Growing Fast

Progression

Time progressed and sadly our two adopted daughters definitely struggled with this and that. Our first adopted daughter was very good at sizing people up as to who she could emotionally manipulate and/or control in every situation she was in. She never truly bonded with anyone but seemed to have a special place in her heart for our second adopted daughter. This daughter struggled with school, relationships, possessions, anger and personal space. She never bonded with anyone either. She did make a friend in school but only because the friend was meek and allowed her to boss her around, control her, and use her like a puppet. Both girls would hug me in public even going into “loving dramas” on purpose in front of anyone who would listen, but then would treat me like dirt at home as long as dad wasn’t around.

Death in the Family

When our first adopted daughter was in third grade we got the terrible news that her biological mom passed away. We knew her birth mom was terminally sick because that is why our daughter was put up for adoption in the first place. She  was devastated, as she should be, and from this point forward started spiraling down, down, and down to the bottom. She grew more sullen and seemed to spend much more of the daytime in a day-dream.

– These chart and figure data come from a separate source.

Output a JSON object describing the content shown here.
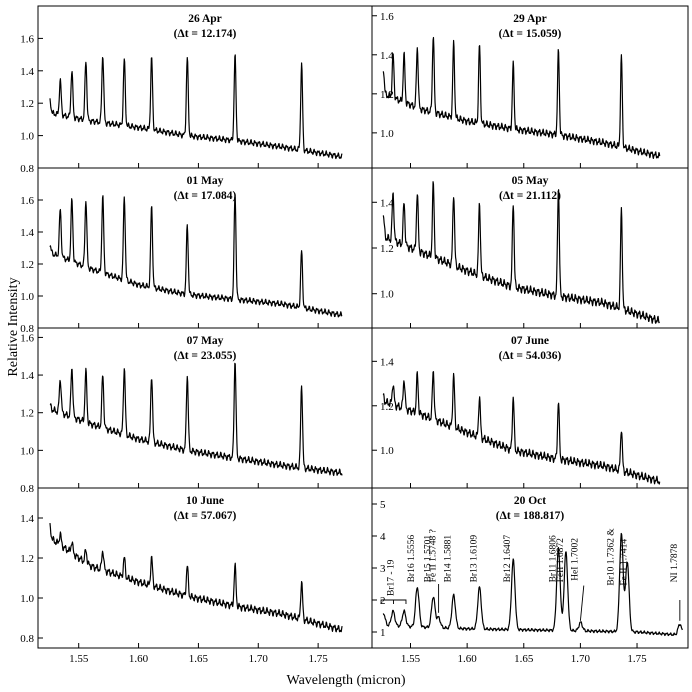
{
  "figure": {
    "ylabel": "Relative Intensity",
    "xlabel": "Wavelength (micron)",
    "xlim": [
      1.516,
      1.795
    ],
    "xticks": [
      "1.55",
      "1.60",
      "1.65",
      "1.70",
      "1.75"
    ],
    "xtick_values": [
      1.55,
      1.6,
      1.65,
      1.7,
      1.75
    ]
  },
  "chart_data": [
    {
      "type": "line",
      "title": "26 Apr",
      "subtitle": "(Δt = 12.174)",
      "ylim": [
        0.8,
        1.8
      ],
      "yticks": [
        0.8,
        1.0,
        1.2,
        1.4,
        1.6
      ],
      "ytick_labels": [
        "0.8",
        "1.0",
        "1.2",
        "1.4",
        "1.6"
      ],
      "x_range": [
        1.526,
        1.77
      ],
      "continuum": [
        [
          1.526,
          1.14
        ],
        [
          1.56,
          1.09
        ],
        [
          1.6,
          1.05
        ],
        [
          1.64,
          1.0
        ],
        [
          1.68,
          0.97
        ],
        [
          1.72,
          0.93
        ],
        [
          1.77,
          0.87
        ]
      ],
      "peaks": [
        [
          1.526,
          1.22
        ],
        [
          1.5346,
          1.34
        ],
        [
          1.5443,
          1.4
        ],
        [
          1.556,
          1.46
        ],
        [
          1.5701,
          1.5
        ],
        [
          1.5881,
          1.47
        ],
        [
          1.6109,
          1.48
        ],
        [
          1.6407,
          1.48
        ],
        [
          1.6806,
          1.49
        ],
        [
          1.7362,
          1.44
        ]
      ]
    },
    {
      "type": "line",
      "title": "29 Apr",
      "subtitle": "(Δt = 15.059)",
      "ylim": [
        0.82,
        1.65
      ],
      "yticks": [
        1.0,
        1.2,
        1.4,
        1.6
      ],
      "ytick_labels": [
        "1.0",
        "1.2",
        "1.4",
        "1.6"
      ],
      "x_range": [
        1.526,
        1.77
      ],
      "continuum": [
        [
          1.526,
          1.2
        ],
        [
          1.56,
          1.12
        ],
        [
          1.6,
          1.06
        ],
        [
          1.64,
          1.02
        ],
        [
          1.68,
          0.99
        ],
        [
          1.72,
          0.95
        ],
        [
          1.77,
          0.88
        ]
      ],
      "peaks": [
        [
          1.526,
          1.33
        ],
        [
          1.5346,
          1.4
        ],
        [
          1.5443,
          1.4
        ],
        [
          1.556,
          1.44
        ],
        [
          1.5701,
          1.5
        ],
        [
          1.5881,
          1.46
        ],
        [
          1.6109,
          1.45
        ],
        [
          1.6407,
          1.35
        ],
        [
          1.6806,
          1.42
        ],
        [
          1.7362,
          1.39
        ]
      ]
    },
    {
      "type": "line",
      "title": "01 May",
      "subtitle": "(Δt = 17.084)",
      "ylim": [
        0.8,
        1.8
      ],
      "yticks": [
        0.8,
        1.0,
        1.2,
        1.4,
        1.6
      ],
      "ytick_labels": [
        "0.8",
        "1.0",
        "1.2",
        "1.4",
        "1.6"
      ],
      "x_range": [
        1.526,
        1.77
      ],
      "continuum": [
        [
          1.526,
          1.27
        ],
        [
          1.56,
          1.17
        ],
        [
          1.6,
          1.07
        ],
        [
          1.64,
          1.01
        ],
        [
          1.68,
          0.98
        ],
        [
          1.72,
          0.95
        ],
        [
          1.77,
          0.88
        ]
      ],
      "peaks": [
        [
          1.526,
          1.32
        ],
        [
          1.5346,
          1.54
        ],
        [
          1.5443,
          1.6
        ],
        [
          1.556,
          1.6
        ],
        [
          1.5701,
          1.62
        ],
        [
          1.5881,
          1.62
        ],
        [
          1.6109,
          1.56
        ],
        [
          1.6407,
          1.44
        ],
        [
          1.6806,
          1.64
        ],
        [
          1.7362,
          1.28
        ]
      ]
    },
    {
      "type": "line",
      "title": "05 May",
      "subtitle": "(Δt = 21.112)",
      "ylim": [
        0.85,
        1.55
      ],
      "yticks": [
        1.0,
        1.2,
        1.4
      ],
      "ytick_labels": [
        "1.0",
        "1.2",
        "1.4"
      ],
      "x_range": [
        1.526,
        1.77
      ],
      "continuum": [
        [
          1.526,
          1.25
        ],
        [
          1.56,
          1.18
        ],
        [
          1.6,
          1.1
        ],
        [
          1.64,
          1.03
        ],
        [
          1.68,
          0.99
        ],
        [
          1.72,
          0.96
        ],
        [
          1.77,
          0.88
        ]
      ],
      "peaks": [
        [
          1.526,
          1.34
        ],
        [
          1.5346,
          1.44
        ],
        [
          1.5443,
          1.4
        ],
        [
          1.556,
          1.44
        ],
        [
          1.5701,
          1.48
        ],
        [
          1.5881,
          1.44
        ],
        [
          1.6109,
          1.4
        ],
        [
          1.6407,
          1.4
        ],
        [
          1.6806,
          1.47
        ],
        [
          1.7362,
          1.37
        ]
      ]
    },
    {
      "type": "line",
      "title": "07 May",
      "subtitle": "(Δt = 23.055)",
      "ylim": [
        0.8,
        1.65
      ],
      "yticks": [
        0.8,
        1.0,
        1.2,
        1.4,
        1.6
      ],
      "ytick_labels": [
        "0.8",
        "1.0",
        "1.2",
        "1.4",
        "1.6"
      ],
      "x_range": [
        1.526,
        1.77
      ],
      "continuum": [
        [
          1.526,
          1.22
        ],
        [
          1.56,
          1.14
        ],
        [
          1.6,
          1.06
        ],
        [
          1.64,
          1.0
        ],
        [
          1.68,
          0.96
        ],
        [
          1.72,
          0.92
        ],
        [
          1.77,
          0.88
        ]
      ],
      "peaks": [
        [
          1.526,
          1.24
        ],
        [
          1.5346,
          1.38
        ],
        [
          1.5443,
          1.44
        ],
        [
          1.556,
          1.42
        ],
        [
          1.5701,
          1.4
        ],
        [
          1.5881,
          1.44
        ],
        [
          1.6109,
          1.4
        ],
        [
          1.6407,
          1.4
        ],
        [
          1.6806,
          1.48
        ],
        [
          1.7362,
          1.35
        ]
      ]
    },
    {
      "type": "line",
      "title": "07 June",
      "subtitle": "(Δt = 54.036)",
      "ylim": [
        0.83,
        1.55
      ],
      "yticks": [
        1.0,
        1.2,
        1.4
      ],
      "ytick_labels": [
        "1.0",
        "1.2",
        "1.4"
      ],
      "x_range": [
        1.526,
        1.77
      ],
      "continuum": [
        [
          1.526,
          1.22
        ],
        [
          1.56,
          1.16
        ],
        [
          1.6,
          1.08
        ],
        [
          1.64,
          1.0
        ],
        [
          1.68,
          0.96
        ],
        [
          1.72,
          0.93
        ],
        [
          1.77,
          0.86
        ]
      ],
      "peaks": [
        [
          1.526,
          1.24
        ],
        [
          1.5346,
          1.3
        ],
        [
          1.5443,
          1.32
        ],
        [
          1.556,
          1.34
        ],
        [
          1.5701,
          1.36
        ],
        [
          1.5881,
          1.34
        ],
        [
          1.6109,
          1.24
        ],
        [
          1.6407,
          1.24
        ],
        [
          1.6806,
          1.22
        ],
        [
          1.7362,
          1.1
        ]
      ]
    },
    {
      "type": "line",
      "title": "10 June",
      "subtitle": "(Δt = 57.067)",
      "ylim": [
        0.75,
        1.55
      ],
      "yticks": [
        0.8,
        1.0,
        1.2,
        1.4
      ],
      "ytick_labels": [
        "0.8",
        "1.0",
        "1.2",
        "1.4"
      ],
      "x_range": [
        1.526,
        1.77
      ],
      "continuum": [
        [
          1.526,
          1.3
        ],
        [
          1.56,
          1.16
        ],
        [
          1.6,
          1.08
        ],
        [
          1.64,
          1.01
        ],
        [
          1.68,
          0.96
        ],
        [
          1.72,
          0.92
        ],
        [
          1.77,
          0.84
        ]
      ],
      "peaks": [
        [
          1.526,
          1.36
        ],
        [
          1.5346,
          1.32
        ],
        [
          1.5443,
          1.28
        ],
        [
          1.556,
          1.24
        ],
        [
          1.5701,
          1.24
        ],
        [
          1.5881,
          1.2
        ],
        [
          1.6109,
          1.2
        ],
        [
          1.6407,
          1.16
        ],
        [
          1.6806,
          1.16
        ],
        [
          1.7362,
          1.08
        ]
      ]
    },
    {
      "type": "line",
      "title": "20 Oct",
      "subtitle": "(Δt = 188.817)",
      "ylim": [
        0.5,
        5.5
      ],
      "yticks": [
        1,
        2,
        3,
        4,
        5
      ],
      "ytick_labels": [
        "1",
        "2",
        "3",
        "4",
        "5"
      ],
      "x_range": [
        1.526,
        1.79
      ],
      "continuum": [
        [
          1.526,
          1.2
        ],
        [
          1.6,
          1.1
        ],
        [
          1.68,
          1.05
        ],
        [
          1.75,
          1.0
        ],
        [
          1.79,
          0.9
        ]
      ],
      "peaks": [
        [
          1.526,
          1.6
        ],
        [
          1.5346,
          1.65
        ],
        [
          1.5443,
          1.65
        ],
        [
          1.556,
          2.4
        ],
        [
          1.5701,
          2.1
        ],
        [
          1.5748,
          1.45
        ],
        [
          1.5881,
          2.15
        ],
        [
          1.6109,
          2.4
        ],
        [
          1.6407,
          3.25
        ],
        [
          1.6806,
          3.6
        ],
        [
          1.6872,
          3.5
        ],
        [
          1.7002,
          1.3
        ],
        [
          1.7362,
          4.05
        ],
        [
          1.7414,
          3.2
        ],
        [
          1.7878,
          1.25
        ]
      ],
      "annotations": [
        "Br17 - 19",
        "Br16 1.5556",
        "Br15 1.5701",
        "Fe II 1.5748 ?",
        "Br14 1.5881",
        "Br13 1.6109",
        "Br12 1.6407",
        "Br11 1.6806",
        "FeII 1.6872",
        "HeI 1.7002",
        "Br10 1.7362 &",
        "Fe II 1.7414",
        "NI 1.7878"
      ]
    }
  ]
}
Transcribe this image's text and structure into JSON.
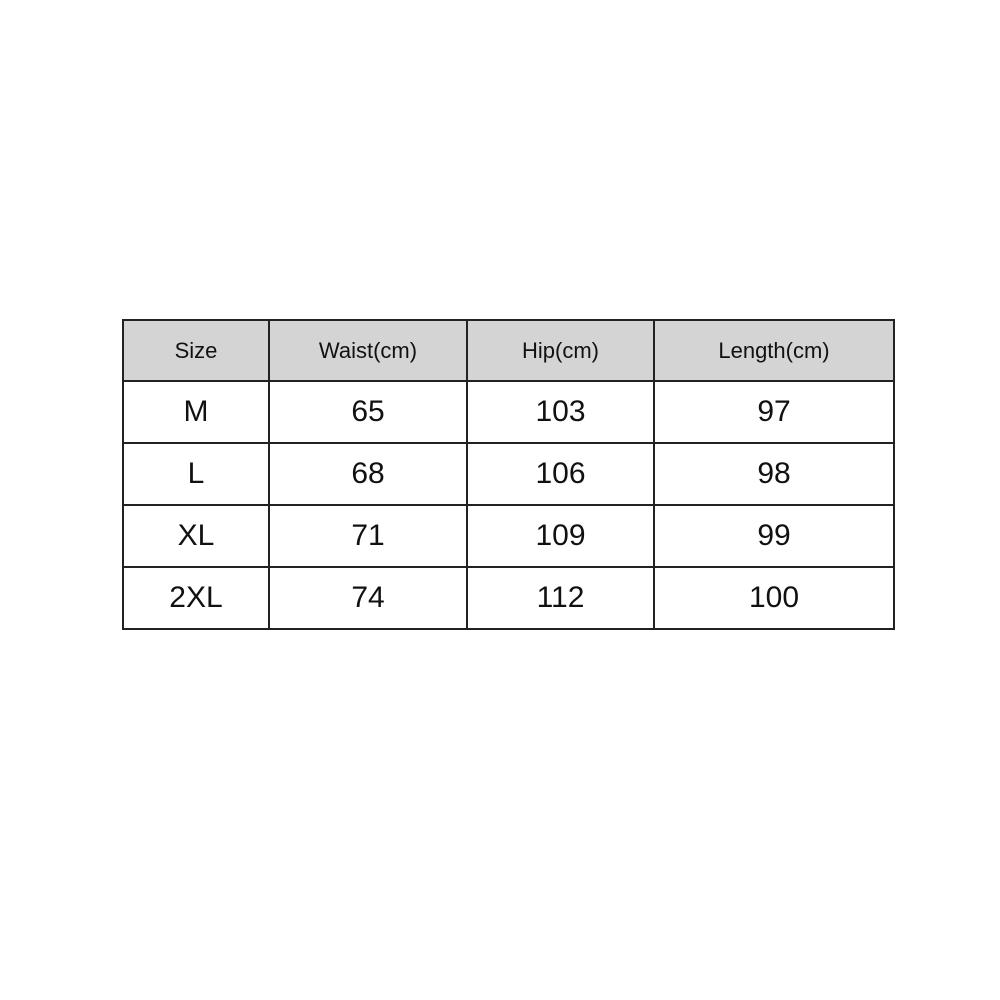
{
  "size_chart": {
    "headers": [
      "Size",
      "Waist(cm)",
      "Hip(cm)",
      "Length(cm)"
    ],
    "rows": [
      [
        "M",
        "65",
        "103",
        "97"
      ],
      [
        "L",
        "68",
        "106",
        "98"
      ],
      [
        "XL",
        "71",
        "109",
        "99"
      ],
      [
        "2XL",
        "74",
        "112",
        "100"
      ]
    ],
    "header_bg": "#d4d4d4"
  }
}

Both girls began to lie to the point of absurdity. Then came the sneaky actions and breaking of our trust. Even though I spent a tremendous amount of time instilling values, they seemed to decide to completely ignore them all. The doctors told us that both girls had RAD (reactive attachment disorder).

RAD

From this point on in this blog most of what I will be talking about has to do with RAD, foster and adoption issues so if that is your need – you are in the right place. There are a wide variety of issues to discuss so come back next week. Until then…

 

Adoption

2 Steps Back – Identities

For the sake of protecting the identities of my adopted girls I am going to tell you my name, which is Laurie, but not the true names of my adopted daughter’s. I want to honor their privacy so I will call our children the first adopted daughter and our second adopted daughter.

3 Makes the Quiver Full (continuation of 1st article)

Two years later my  husband and I are on the plane for Thailand along with our oldest daughter (biological) who is now around ten years old. We agreed to adopt another little girl who is around 20 months old. This trip is very difficult because this new little girl (our second adopted girl)  is intensely upset almost the whole time we are there. Understandably so because she is loosing everything she knows.  We schedule an extra meeting with the agency because we are suspicious that there’s some severe special needs concerning this new little one. The agency assures us she is perfectly fine and all her neurological tests are normal. According to those findings we bring her home.

Puzzlement

This little one was puzzling and amazingly strong. In Thailand they told us even before 20 months old, she was climbing trees. In our house she loved to re-arranging our furniture especially our couch. We had to watch her closely with animals because she didn’t seem to begin to know how to be gentle in any fashion of the word. Over the years she destroyed many things including taking scissors to our couch and ripping her toys apart even though she knew better. Look out animals and insects even at an appropriate age level of understanding.